지난번 튜토리얼에서 파일을 열고 정보를 읽어들이는 과정을 보았는데, 한발 더 나아가서 이제 실제로 demuxing을 한번 해보자. 우선 main함수를 보면 파일 이름을 통해서 파일을 여는데까지는 동일하다. 약간 다른 점은 static 함수로 수행되는 open_input인데, open_input의 구현은 아래와 같다.

static int open_input(const char* filename) {
  unsigned int index;

  input_ctx.fmt_ctx = NULL;
  input_ctx.v_index = input_ctx.a_index = -1;

  if(avformat_open_input(&input_ctx.fmt_ctx, filename, NULL, NULL) < 0) {
    printf("Could not open input file %s\n", filename);
    return -1;
  }

  if(avformat_find_stream_info(input_ctx.fmt_ctx, NULL) < 0) {
    printf("Failed to retrieve input stream information\n");
    return -2;
  }

  for(index = 0; index < input_ctx.fmt_ctx->nb_streams; index++) {
    AVCodecContext* codec_ctx = input_ctx.fmt_ctx->streams[index]->codec;
    if(codec_ctx->codec_type == AVMEDIA_TYPE_VIDEO && input_ctx.v_index < 0)
    {
      input_ctx.v_index = index;
    }
    else if(codec_ctx->codec_type == AVMEDIA_TYPE_AUDIO && input_ctx.a_index < 0)
    {
      input_ctx.a_index = index;
    }
  } // for

  if(input_ctx.v_index < 0 && input_ctx.a_index < 0)
  {
    printf("Failed to retrieve input stream information\n");
    return -3;
  }

  return 0;
}

find_stream_info 까지의 과정은 동일하지만 이번에는 demuxing을 위해서 stream별 코덱정보가 필요하기 때문에 이를 얻어주는 과정이 추가 되었다. input_ctx.fmt_ctx에서 각stream별 index정보를 통해 어떤 것이 audio stream이고 video stream인지에 대한 정보를 input_ctx 구조체에 넣어준다. 이제 파일에서 data를 얻어오자. 이는 다음 함수를 통해서 이루어진다.

int	av_read_frame (AVFormatContext *s, AVPacket *pkt) : Return the next frame of a stream.

This function returns what is stored in the file, and does not validate that what is there are valid frames for the decoder. It will split what is stored in the file into frames and return one for each call. It will not omit invalid data between valid frames so as to give the decoder the maximum information possible for decoding.

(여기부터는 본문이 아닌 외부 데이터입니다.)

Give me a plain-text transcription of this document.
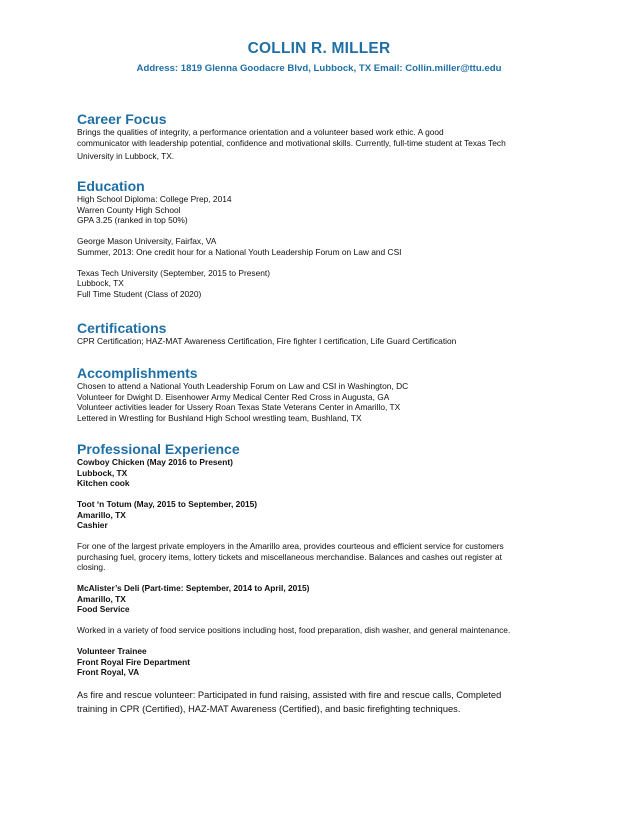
COLLIN R. MILLER
Address: 1819 Glenna Goodacre Blvd, Lubbock, TX Email: Collin.miller@ttu.edu
Career Focus
Brings the qualities of integrity, a performance orientation and a volunteer based work ethic. A good
communicator with leadership potential, confidence and motivational skills. Currently, full-time student at Texas Tech
University in Lubbock, TX.
Education
High School Diploma: College Prep, 2014
Warren County High School
GPA 3.25 (ranked in top 50%)
George Mason University, Fairfax, VA
Summer, 2013: One credit hour for a National Youth Leadership Forum on Law and CSI
Texas Tech University (September, 2015 to Present)
Lubbock, TX
Full Time Student (Class of 2020)
Certifications
CPR Certification; HAZ-MAT Awareness Certification, Fire fighter I certification, Life Guard Certification
Accomplishments
Chosen to attend a National Youth Leadership Forum on Law and CSI in Washington, DC
Volunteer for Dwight D. Eisenhower Army Medical Center Red Cross in Augusta, GA
Volunteer activities leader for Ussery Roan Texas State Veterans Center in Amarillo, TX
Lettered in Wrestling for Bushland High School wrestling team, Bushland, TX
Professional Experience
Cowboy Chicken (May 2016 to Present)
Lubbock, TX
Kitchen cook
Toot ‘n Totum (May, 2015 to September, 2015)
Amarillo, TX
Cashier
For one of the largest private employers in the Amarillo area, provides courteous and efficient service for customers
purchasing fuel, grocery items, lottery tickets and miscellaneous merchandise. Balances and cashes out register at
closing.
McAlister’s Deli (Part-time: September, 2014 to April, 2015)
Amarillo, TX
Food Service
Worked in a variety of food service positions including host, food preparation, dish washer, and general maintenance.
Volunteer Trainee
Front Royal Fire Department
Front Royal, VA
As fire and rescue volunteer: Participated in fund raising, assisted with fire and rescue calls, Completed
training in CPR (Certified), HAZ-MAT Awareness (Certified), and basic firefighting techniques.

If pkt->buf is NULL, then the packet is valid until the next av_read_frame() or until avformat_close_input(). Otherwise the packet is valid indefinitely. In both cases the packet must be freed with av_free_packet when it is no longer needed. For video, the packet contains exactly one frame. For audio, it contains an integer number of frames if each frame has a known fixed size (e.g. PCM or ADPCM data). If the audio frames have a variable size (e.g. MPEG audio), then it contains one frame.

pkt->pts, pkt->dts and pkt->duration are always set to correct values in AVStream.time_base units (and guessed if the format cannot provide them). pkt->pts can be AV_NOPTS_VALUE if the video format has B-frames, so it is better to rely on pkt->dts if you do not decompress the payload.

간단하게 말그대로 file에서 한 frame을 읽어서 pkt에 넣어주는 역할을 하는 함수이다. pkt을 읽고난 뒤에넌 buffer를 비우고 새로운 frame을 읽어야하기 때문에 av_free_packet 함수를 통해서 packet의 buffer를 비워준다.이후 모든 file을 끝까지 읽었다면 release함수의 avformat_close_input(&input_ctx.fmt_ctx)를 통해서 파일을 닫아주도록하자.

다음 튜토리얼에서는 demuxing된 stream을 remuxing해서 다른 포멧의 멀티미디어 파일을 만들어보도록하자.